Uçakta gazeteleri karıştırıyorum. Yeni Şafak Gazetesi'nin kitap
eki dolu dolu. Her alanda yayınlanan kitapları izlemeye yetişmek,
Türkiye'de yaşayanlar için de cok kolay değildir artık. Hele benim
gibi Maykop'ta yaşayanlar için. Adigece çok ama gerçekten çok
okumak zorunda olanlar için. Öyle ya döneminde okunması gerekli
kitapları okuyamamışsın. Bu olanağı bulamamışsın. Çocukluğundan
beri bu olanağı bulabilenlere yetişebilmek, çeşitli konuları
onlarla tartışabilmek durumundasın. Bu da da bir koşturmaca. Hem
hiç yetişemeyeceğinizi eksik kalacağınızı bile bile koşmak zorunda
olmak. Kazanamayacağını kesin bilen bir maraton koşucusu gibi...
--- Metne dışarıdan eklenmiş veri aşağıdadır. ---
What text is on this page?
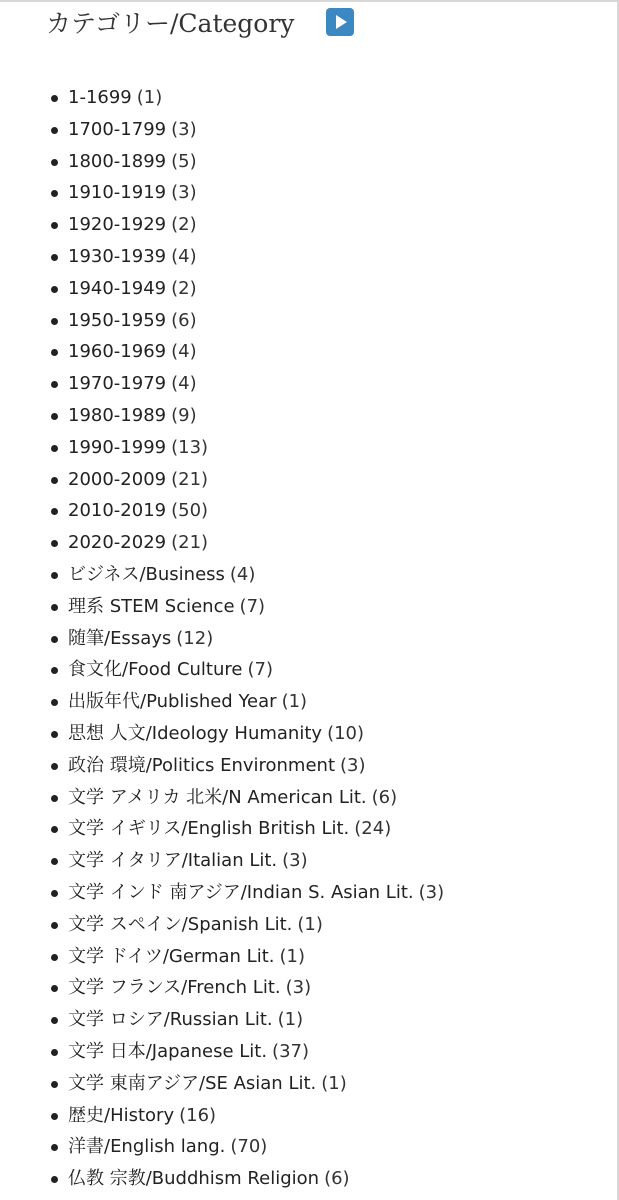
カテゴリー/Category
1-1699 (1)
1700-1799 (3)
1800-1899 (5)
1910-1919 (3)
1920-1929 (2)
1930-1939 (4)
1940-1949 (2)
1950-1959 (6)
1960-1969 (4)
1970-1979 (4)
1980-1989 (9)
1990-1999 (13)
2000-2009 (21)
2010-2019 (50)
2020-2029 (21)
ビジネス/Business (4)
理系 STEM Science (7)
随筆/Essays (12)
食文化/Food Culture (7)
出版年代/Published Year (1)
思想 人文/Ideology Humanity (10)
政治 環境/Politics Environment (3)
文学 アメリカ 北米/N American Lit. (6)
文学 イギリス/English British Lit. (24)
文学 イタリア/Italian Lit. (3)
文学 インド 南アジア/Indian S. Asian Lit. (3)
文学 スペイン/Spanish Lit. (1)
文学 ドイツ/German Lit. (1)
文学 フランス/French Lit. (3)
文学 ロシア/Russian Lit. (1)
文学 日本/Japanese Lit. (37)
文学 東南アジア/SE Asian Lit. (1)
歴史/History (16)
洋書/English lang. (70)
仏教 宗教/Buddhism Religion (6)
Bir de anadilinde üretmek istiyorsan, üretmek zorunda
kalıyorsan?... Böylesi bir koşturmaca da Türkiye'de çıkan
kitapları yeterince izleyebilmek mümkün olabilir mi?
Güzelim kitap ekinde, TYB öykü ödülünü alan yazar Necip Tosun ile
sayın Elif Yıldız'ın yapmış olduğu bir söyleşi ve yazarın
öykülerine ilişkin sayın Ahmet Kekeç'in kısa değerlendirmesini
okuyunca kendi kuşağımdan çok şeyler bulabileceğim bu kitabı
görememiş olduğuma çok üzüldüm. Söyleşinin başlığı çarptı önce
beni: "İDEOLOJİMİ KAYBETTİM" Bu hafta da söyleşi ve incelemenin
kimi bölümlerini paylaşmak istedim sizlerle, Necip Tosun'un
mutlaka okumamız gerektiğinin altını çizerek:
Sayın Elif Yıldız söyleşisinden:
Elif Yıldız: Kendini yaşamak ve hayatın kurgusallığı içinde
rol ile yaşamak arasında sıkışıp kalmış kahramanlarınız, içinde
olmak ve dışarıdan bakmak arasında sancılı bir süreç yaşıyor.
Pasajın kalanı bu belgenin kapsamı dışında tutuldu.